そして、使用禁止漁具が映し出されたあと、日に焼けた精悍な顔の漁師がクローズアップされ、話し始めた。
「私たち漁師とその家族はサーモンのお陰で生活ができています。しかし、少し前まではそんなことを考えたこともありませんでした。漁師が魚を獲るのは当たり前で、獲れるだけ獲ることに夢中になっていたのです。その結果、サーモンは激減し、私たちの暮らしは苦しくなりました」
カメラが海を映し出し、再び漁師にフォーカスした。
「サーモンは海から湧いてくると思っていました。でも、違っていました。海からは湧いてこないのです。無尽蔵ではないのです」
厳しい目つきになった瞬間、再度カメラが海を映し出し、漁師の沈痛な声が重なった。
「サーモンが獲れなくなってやっと気づきました。私たちは大きな間違いを犯したと。サーモンが減少した原因は私たちの乱獲だったと、やっと気づいたのです」
再び漁師の顔が映し出された。
「サーモンは資源であり保護しなければならない、という考えに行き着きました。ですので、これまで反対していた漁獲規制を受け入れました。漁獲量を決め、漁期を限定し、漁の時間や場所も制限しました。その結果、この海にサーモンが戻ってきたのです。母なる川にサーモンが戻ってきたのです。なんと嬉しいことでしょう」
大きく手を広げたあと、神に感謝する仕草をしたが、それで終わりではなかった。
「私たち人間はすべての生き物と共存しなければならないのです。地球のすべての生き物はお互いに支え合っているのです。ですから、人間だけ栄えるということはあり得ません。共存共栄なのです」
顔と声が消えると、川を遡上するサーモンの姿が映し出された。
急流を一目散に上っていたが、突然、ヒグマが現れた。
巨大なヒグマで、オスに違いなかった。
何度も獲り損なったあと、やっとのことで捕まえたサーモンをうまそうに頬張り始めた。
しかし、身には見向きもせず、皮と卵に食らいついていた。
「ヒグマは栄養や脂肪の多い皮の部分や卵が大好物なのです」というナレーションが流れた。
別のヒグマが映し出された。
先ほどより小柄なヒグマだ。
メスのようだった。
捕まえたサーモンを食べずに川岸の方へくわえていくと、何かが走り寄ってきた。
子熊だ。
2頭の小さなヒグマが飛びつかんばかりに母熊に近づいてきた。
母熊がサーモンを地面に置くと、子熊が先を争ってサーモンに噛みついた。
サーモンはヒグマ親子の命を支えていた。
更に上流へと映像が移って、川底を映し出した。
サーモンの死骸が大量に横たわっていた。
川辺近くの水深の浅い場所に横たわるサーモンの死骸を鳥が啄んでいた。
色々な鳥の命をサーモンが支えていた。
食べ残されて地面に放置されたサーモンを見下ろすように映像が高い視点に変わっていき、グングン上昇して森全体を映し出した。

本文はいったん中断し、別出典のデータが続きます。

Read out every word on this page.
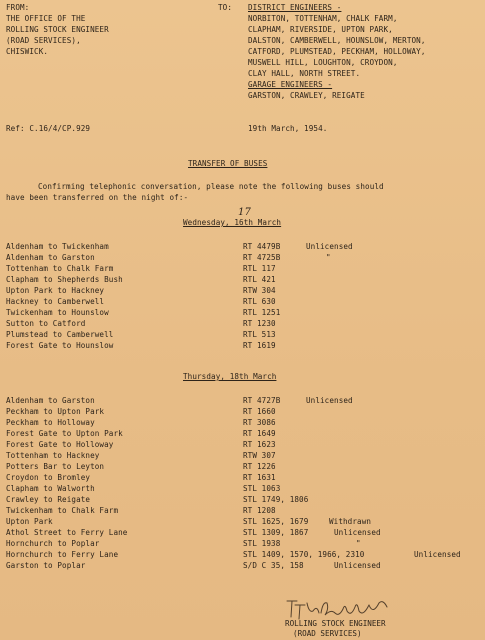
FROM:
THE OFFICE OF THE
ROLLING STOCK ENGINEER
(ROAD SERVICES),
CHISWICK.
TO: DISTRICT ENGINEERS -
NORBITON, TOTTENHAM, CHALK FARM,
CLAPHAM, RIVERSIDE, UPTON PARK,
DALSTON, CAMBERWELL, HOUNSLOW, MERTON,
CATFORD, PLUMSTEAD, PECKHAM, HOLLOWAY,
MUSWELL HILL, LOUGHTON, CROYDON,
CLAY HALL, NORTH STREET.
GARAGE ENGINEERS -
GARSTON, CRAWLEY, REIGATE
Ref: C.16/4/CP.929	19th March, 1954.
TRANSFER OF BUSES
Confirming telephonic conversation, please note the following buses should
have been transferred on the night of:-
17
Wednesday, 16th March
Aldenham to Twickenham	RT 4479B	Unlicensed
Aldenham to Garston	RT 4725B	"
Tottenham to Chalk Farm	RTL 117
Clapham to Shepherds Bush	RTL 421
Upton Park to Hackney	RTW 304
Hackney to Camberwell	RTL 630
Twickenham to Hounslow	RTL 1251
Sutton to Catford	RT 1230
Plumstead to Camberwell	RTL 513
Forest Gate to Hounslow	RT 1619
Thursday, 18th March
Aldenham to Garston	RT 4727B	Unlicensed
Peckham to Upton Park	RT 1660
Peckham to Holloway	RT 3086
Forest Gate to Upton Park	RT 1649
Forest Gate to Holloway	RT 1623
Tottenham to Hackney	RTW 307
Potters Bar to Leyton	RT 1226
Croydon to Bromley	RT 1631
Clapham to Walworth	STL 1063
Crawley to Reigate	STL 1749, 1806
Twickenham to Chalk Farm	RT 1208
Upton Park	STL 1625, 1679	Withdrawn
Athol Street to Ferry Lane	STL 1309, 1867	Unlicensed
Hornchurch to Poplar	STL 1938	"
Hornchurch to Ferry Lane	STL 1409, 1570, 1966, 2310	Unlicensed
Garston to Poplar	S/D C 35, 158	Unlicensed
ROLLING STOCK ENGINEER
(ROAD SERVICES)
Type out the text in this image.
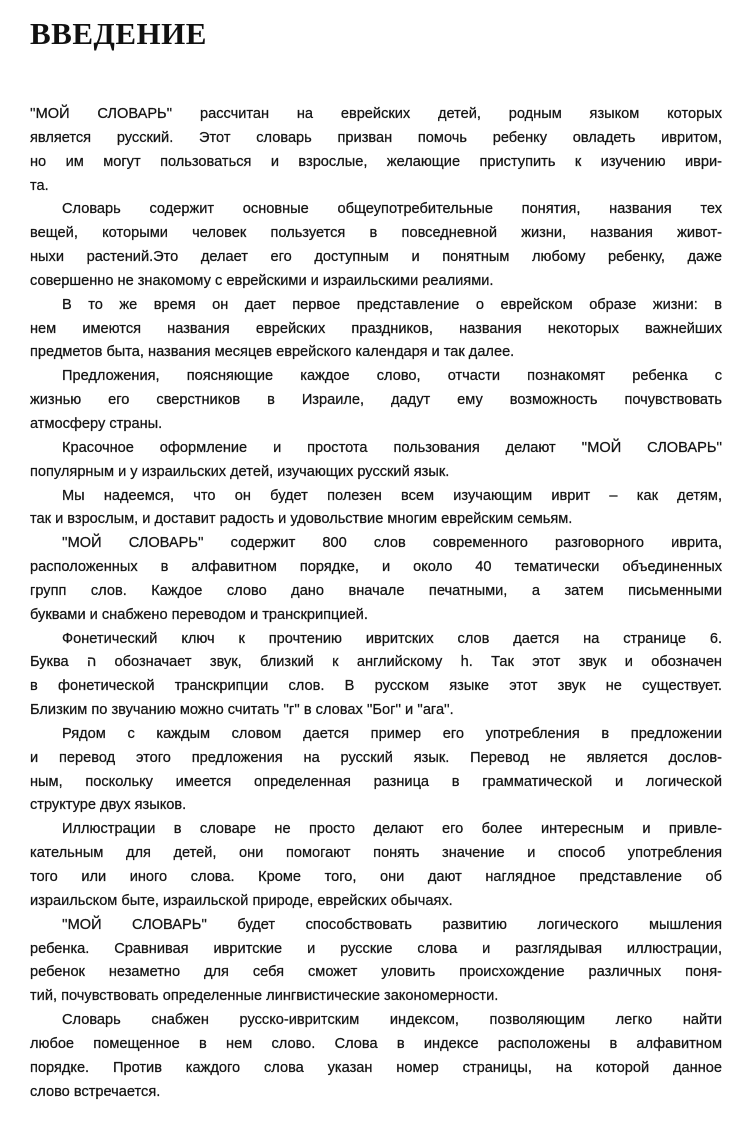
ВВЕДЕНИЕ
''МОЙ СЛОВАРЬ'' рассчитан на еврейских детей, родным языком которых
является русский. Этот словарь призван помочь ребенку овладеть ивритом,
но им могут пользоваться и взрослые, желающие приступить к изучению иври-
та.
Словарь содержит основные общеупотребительные понятия, названия тех
вещей, которыми человек пользуется в повседневной жизни, названия живот-
ныхи растений.Это делает его доступным и понятным любому ребенку, даже
совершенно не знакомому с еврейскими и израильскими реалиями.
В то же время он дает первое представление о еврейском образе жизни: в
нем имеются названия еврейских праздников, названия некоторых важнейших
предметов быта, названия месяцев еврейского календаря и так далее.
Предложения, поясняющие каждое слово, отчасти познакомят ребенка с
жизнью его сверстников в Израиле, дадут ему возможность почувствовать
атмосферу страны.
Красочное оформление и простота пользования делают ''МОЙ СЛОВАРЬ''
популярным и у израильских детей, изучающих русский язык.
Мы надеемся, что он будет полезен всем изучающим иврит – как детям,
так и взрослым, и доставит радость и удовольствие многим еврейским семьям.
''МОЙ СЛОВАРЬ'' содержит 800 слов современного разговорного иврита,
расположенных в алфавитном порядке, и около 40 тематически объединенных
групп слов. Каждое слово дано вначале печатными, а затем письменными
буквами и снабжено переводом и транскрипцией.
Фонетический ключ к прочтению ивритских слов дается на странице 6.
Буква ה обозначает звук, близкий к английскому h. Так этот звук и обозначен
в фонетической транскрипции слов. В русском языке этот звук не существует.
Близким по звучанию можно считать ''г'' в словах ''Бог'' и ''ага''.
Рядом с каждым словом дается пример его употребления в предложении
и перевод этого предложения на русский язык. Перевод не является дослов-
ным, поскольку имеется определенная разница в грамматической и логической
структуре двух языков.
Иллюстрации в словаре не просто делают его более интересным и привле-
кательным для детей, они помогают понять значение и способ употребления
того или иного слова. Кроме того, они дают наглядное представление об
израильском быте, израильской природе, еврейских обычаях.
''МОЙ СЛОВАРЬ'' будет способствовать развитию логического мышления
ребенка. Сравнивая ивритские и русские слова и разглядывая иллюстрации,
ребенок незаметно для себя сможет уловить происхождение различных поня-
тий, почувствовать определенные лингвистические закономерности.
Словарь снабжен русско-ивритским индексом, позволяющим легко найти
любое помещенное в нем слово. Слова в индексе расположены в алфавитном
порядке. Против каждого слова указан номер страницы, на которой данное
слово встречается.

「放置されたサーモンの死骸は土に帰ります。そして、その養分が森を豊かにします。豊かな森は多くの動物の命を支えています」というナレーションが流れ、続いて大きな字幕が現れた。
『命は繋がっています』
画面に釘付けになった。
こんな感動的な映像を見たことがなかった。
映像が消えたあともスクリーンから目が離せなかった。
*
「先ほどお見せした映像をもっと多くの人に見ていただきたいのです」
社長室に戻ったサルマン社長の口調に熱が籠った。
「漁業関係者だけでなく、多くの消費者に知っていただきたいのです。我々のサーモンを販売していただく店頭で、このDVDを流していただきたいのです」
手元に置いたDVDをこちらの方へ動かした。
「サーモンという魚を売るだけの取引に興味はありません。そうではなく、川と海の恵みの象徴であるサーモンに感謝しながら、人間を支えてくれる命の循環に想いを馳せていただけるような取り組みをしたいのです。それがあなたの言う……」
「持続可能な幸福循環」
「そうです。その通りです」
社長が身を乗り出してきたので、意を受けてきっぱりと伝えた。
「お約束します。このDVDを店頭で流し続けることを受け入れてくれる鮮魚店だけと契約することを」
すると、サルマン社長の大きな手がこちらに伸びてきて両手を包み込んだ。
その瞬間、絆が生まれたと思った。
契約条件云々という単なる商売を超えた〈大きな取り組み〉が始まるのだ。
しっかり社長の目を見て、ゆっくり大きく頷いた。